Валерка стоял и оглядывал практически пустую квартиру. От прежнего достатка не осталось и следа. Квартира претерпела чудовищные, можно сказать, опустошительные изменения. Голые окна, выгоревшие и местами оборванные обои, линолеум, находящийся в не менее печальном состоянии, из мебели — стол, стулья, кушетка да вытертое старенькое кресло. Он прошел на кухню. Железная посуда, давно не мытая кафельная плитка, маленький, хрипло работающий холодильник, который, по всей видимости, приволокли не иначе как с помойки, и измученный, покореженный кухонный гарнитур. «Каким чудом сохранился?» — удивился Валерка. Потом он прошел в свою комнату: кровать да платяной шкаф с отбитой полировкой, вот все, что осталось. Валерка не удержался от грустного вздоха.

— Вижу, ты тут весело жила? — бросил он матери.

— А как же! — язвительно откликнулась она, стоя в дверном проеме его комнаты. — Жила не тужила! А тебя что, ублюдок, папаша выгнал?

Валерка пропустил ее вопрос мимо ушей.

— Ты что, глухой? — Она схватила его за плечо. — Зачем приперся?

— Не твое дело, — процедил он сквозь зубы и стряхнул ее дряблую руку со своего плеча.
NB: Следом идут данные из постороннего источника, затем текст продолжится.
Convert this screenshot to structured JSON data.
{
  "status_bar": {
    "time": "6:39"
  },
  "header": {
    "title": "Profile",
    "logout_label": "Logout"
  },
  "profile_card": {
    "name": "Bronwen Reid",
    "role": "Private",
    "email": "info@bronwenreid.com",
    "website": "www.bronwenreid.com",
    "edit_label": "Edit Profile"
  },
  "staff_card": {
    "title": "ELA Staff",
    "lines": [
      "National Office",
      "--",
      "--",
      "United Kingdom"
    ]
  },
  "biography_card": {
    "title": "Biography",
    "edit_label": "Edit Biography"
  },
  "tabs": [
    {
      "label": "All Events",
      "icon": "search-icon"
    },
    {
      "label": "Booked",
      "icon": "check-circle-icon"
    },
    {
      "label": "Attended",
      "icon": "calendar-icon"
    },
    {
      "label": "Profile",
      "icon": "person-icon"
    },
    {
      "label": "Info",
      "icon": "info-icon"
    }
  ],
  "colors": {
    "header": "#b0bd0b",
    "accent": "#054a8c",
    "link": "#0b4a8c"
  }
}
— Это мы еще посмотрим, — мстительно заявила она и ушла.

Вместе они просуществовали пять месяцев. Именно просуществовали, иначе их жизнь в одной квартире назвать было нельзя. Ненавидя и презирая друг друга, то яростнее, то вроде бы потише, они неделями не говорили друг с другом, а когда все-таки как-то общались, то, помня давешний скандал, он ни разу не назвал ее мамой, а она его — сыном.